The question is whether it stands on its own regardless of those elements, and the answer is a definite yes. A viewer could go in without having seen the rest of the franchise and feel like they got a satisfying cinematic experience, because the winks and nods are well integrated into the fabric of the film. I know this because I went with one such viewer.
I think the actual question is, “is the final product harmed or lessened by the need to incorporate all those references?” And I think absolutely yes. This could’ve been a much better movie, if it had been fully untethered from its (I assume corporate) insecurities.
No one is going to skip your movie because they find out that none of the characters are androids, or because it doesn’t call back the weird white hybrid monster or black goo or any of that shit. Are there xenomorphs in your movie? Good. Done. Fan service fully addressed.
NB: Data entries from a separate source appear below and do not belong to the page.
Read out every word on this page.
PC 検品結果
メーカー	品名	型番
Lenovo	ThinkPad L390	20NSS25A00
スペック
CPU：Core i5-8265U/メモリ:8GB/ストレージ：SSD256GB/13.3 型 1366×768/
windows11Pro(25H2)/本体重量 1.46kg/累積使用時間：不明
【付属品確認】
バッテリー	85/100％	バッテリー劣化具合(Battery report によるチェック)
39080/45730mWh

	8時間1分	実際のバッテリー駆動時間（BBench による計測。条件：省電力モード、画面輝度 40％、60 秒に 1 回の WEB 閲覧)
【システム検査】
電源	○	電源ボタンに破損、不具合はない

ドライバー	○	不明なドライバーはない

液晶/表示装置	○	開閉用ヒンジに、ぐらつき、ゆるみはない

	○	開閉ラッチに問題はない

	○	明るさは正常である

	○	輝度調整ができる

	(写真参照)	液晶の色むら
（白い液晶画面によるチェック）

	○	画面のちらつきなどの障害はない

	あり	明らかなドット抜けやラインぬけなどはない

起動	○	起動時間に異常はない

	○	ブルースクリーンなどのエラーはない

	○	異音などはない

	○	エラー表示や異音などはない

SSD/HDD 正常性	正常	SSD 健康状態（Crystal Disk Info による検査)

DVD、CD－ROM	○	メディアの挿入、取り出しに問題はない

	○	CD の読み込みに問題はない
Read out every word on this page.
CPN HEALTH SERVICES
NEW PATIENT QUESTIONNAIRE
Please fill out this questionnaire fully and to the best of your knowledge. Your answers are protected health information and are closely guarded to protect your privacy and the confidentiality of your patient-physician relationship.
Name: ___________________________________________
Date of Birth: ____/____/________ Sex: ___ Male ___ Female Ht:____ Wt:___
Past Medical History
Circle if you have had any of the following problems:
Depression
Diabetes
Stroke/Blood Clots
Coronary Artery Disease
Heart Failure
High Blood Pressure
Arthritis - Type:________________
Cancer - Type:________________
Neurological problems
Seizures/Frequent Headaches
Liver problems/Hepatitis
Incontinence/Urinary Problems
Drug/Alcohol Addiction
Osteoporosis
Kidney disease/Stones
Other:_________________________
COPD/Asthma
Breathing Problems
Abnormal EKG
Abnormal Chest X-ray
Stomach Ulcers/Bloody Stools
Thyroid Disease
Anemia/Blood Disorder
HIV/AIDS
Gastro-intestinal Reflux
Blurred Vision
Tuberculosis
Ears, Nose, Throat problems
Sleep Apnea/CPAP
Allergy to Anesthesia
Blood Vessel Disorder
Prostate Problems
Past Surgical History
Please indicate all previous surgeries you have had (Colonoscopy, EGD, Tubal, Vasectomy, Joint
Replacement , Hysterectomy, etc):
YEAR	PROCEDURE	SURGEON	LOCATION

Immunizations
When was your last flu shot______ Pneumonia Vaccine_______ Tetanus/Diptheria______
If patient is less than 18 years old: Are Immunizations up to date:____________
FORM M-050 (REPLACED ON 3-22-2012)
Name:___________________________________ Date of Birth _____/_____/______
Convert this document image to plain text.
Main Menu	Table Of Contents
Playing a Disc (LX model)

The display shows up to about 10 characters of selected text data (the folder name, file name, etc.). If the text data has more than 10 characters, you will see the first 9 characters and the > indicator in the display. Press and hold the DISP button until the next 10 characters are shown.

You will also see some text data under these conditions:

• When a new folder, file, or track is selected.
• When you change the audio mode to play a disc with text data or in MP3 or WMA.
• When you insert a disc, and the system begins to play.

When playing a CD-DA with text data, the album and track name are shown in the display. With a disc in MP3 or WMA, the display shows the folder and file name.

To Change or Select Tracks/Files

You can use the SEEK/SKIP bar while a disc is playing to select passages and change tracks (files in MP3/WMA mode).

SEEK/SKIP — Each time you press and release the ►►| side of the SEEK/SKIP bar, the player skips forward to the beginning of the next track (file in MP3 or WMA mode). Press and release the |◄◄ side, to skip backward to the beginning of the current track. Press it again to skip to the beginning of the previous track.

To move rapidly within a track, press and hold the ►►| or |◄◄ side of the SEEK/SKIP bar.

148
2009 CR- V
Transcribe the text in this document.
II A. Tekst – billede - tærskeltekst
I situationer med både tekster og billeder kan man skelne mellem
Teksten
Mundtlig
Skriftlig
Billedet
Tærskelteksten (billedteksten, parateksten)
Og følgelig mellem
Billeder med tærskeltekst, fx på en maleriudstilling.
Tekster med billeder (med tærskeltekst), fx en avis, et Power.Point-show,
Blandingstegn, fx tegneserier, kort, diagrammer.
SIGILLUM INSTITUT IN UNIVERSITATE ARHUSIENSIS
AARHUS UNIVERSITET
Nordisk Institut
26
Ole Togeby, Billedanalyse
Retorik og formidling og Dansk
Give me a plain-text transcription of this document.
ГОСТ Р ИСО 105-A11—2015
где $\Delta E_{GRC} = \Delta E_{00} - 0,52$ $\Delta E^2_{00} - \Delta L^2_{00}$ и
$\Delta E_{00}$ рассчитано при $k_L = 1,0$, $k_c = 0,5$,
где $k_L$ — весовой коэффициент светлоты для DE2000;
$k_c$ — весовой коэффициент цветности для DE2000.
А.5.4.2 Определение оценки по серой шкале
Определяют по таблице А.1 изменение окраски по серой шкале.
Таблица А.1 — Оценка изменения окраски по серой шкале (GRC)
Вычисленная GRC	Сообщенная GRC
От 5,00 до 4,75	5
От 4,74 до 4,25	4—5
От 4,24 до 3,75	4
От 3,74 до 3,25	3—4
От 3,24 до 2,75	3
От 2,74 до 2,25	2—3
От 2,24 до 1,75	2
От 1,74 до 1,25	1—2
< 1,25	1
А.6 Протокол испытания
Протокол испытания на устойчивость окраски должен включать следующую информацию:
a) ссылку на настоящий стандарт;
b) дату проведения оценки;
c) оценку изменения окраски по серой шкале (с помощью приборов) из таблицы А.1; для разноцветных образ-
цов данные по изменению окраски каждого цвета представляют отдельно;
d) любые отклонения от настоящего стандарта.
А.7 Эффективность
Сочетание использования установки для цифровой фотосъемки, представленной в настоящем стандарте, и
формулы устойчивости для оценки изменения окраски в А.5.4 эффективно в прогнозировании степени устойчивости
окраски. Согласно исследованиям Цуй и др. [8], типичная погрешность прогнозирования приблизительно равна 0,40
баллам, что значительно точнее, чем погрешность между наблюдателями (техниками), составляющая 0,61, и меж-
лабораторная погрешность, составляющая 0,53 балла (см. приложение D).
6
So there’s an extra level of pathetic baked in when you include a line like “get away from her you bitch,” or have a camera linger unnecessarily on a deepfake of Ian Holm for no reason other than because it is a deepfake of Ian Holm. Theres literally nothing gained. There’s no need to mirror scenes, or in some cases individual shots, at all.
It is less of a movie than it might have been because so much of its computing power is devoted to regurgitating the past. It repeatedly goes out of its way to show us things that, in this context, are not interesting and have no meaning.
I did think the first 40 minutes of this movie were mostly pretty good. I really appreciated seeing physical monster props and people in costumes.
The second half was a profound letdown. The shift from good to bad was so jarring that I had to wonder if studio executives got involved. “Audiences like callbacks, where are the callbacks?” “What was that line about the bitch? Remember that? Can we add that here?“
Which is why I said the first movies were allegories about the destructiveness of corporate greed, and this one is just an example of it.
I agree with everything you said about Deadpool…but I guess with Deadpool I feel like it barely counts as a movie, so I don’t grade it as one. It’s almost exactly like watching Looney Tunes. They talk to the camera, make esoteric cultural references, have ironic or playful musical cues, blow up repeatedly, and survive. It’s just fucking Looney Tunes.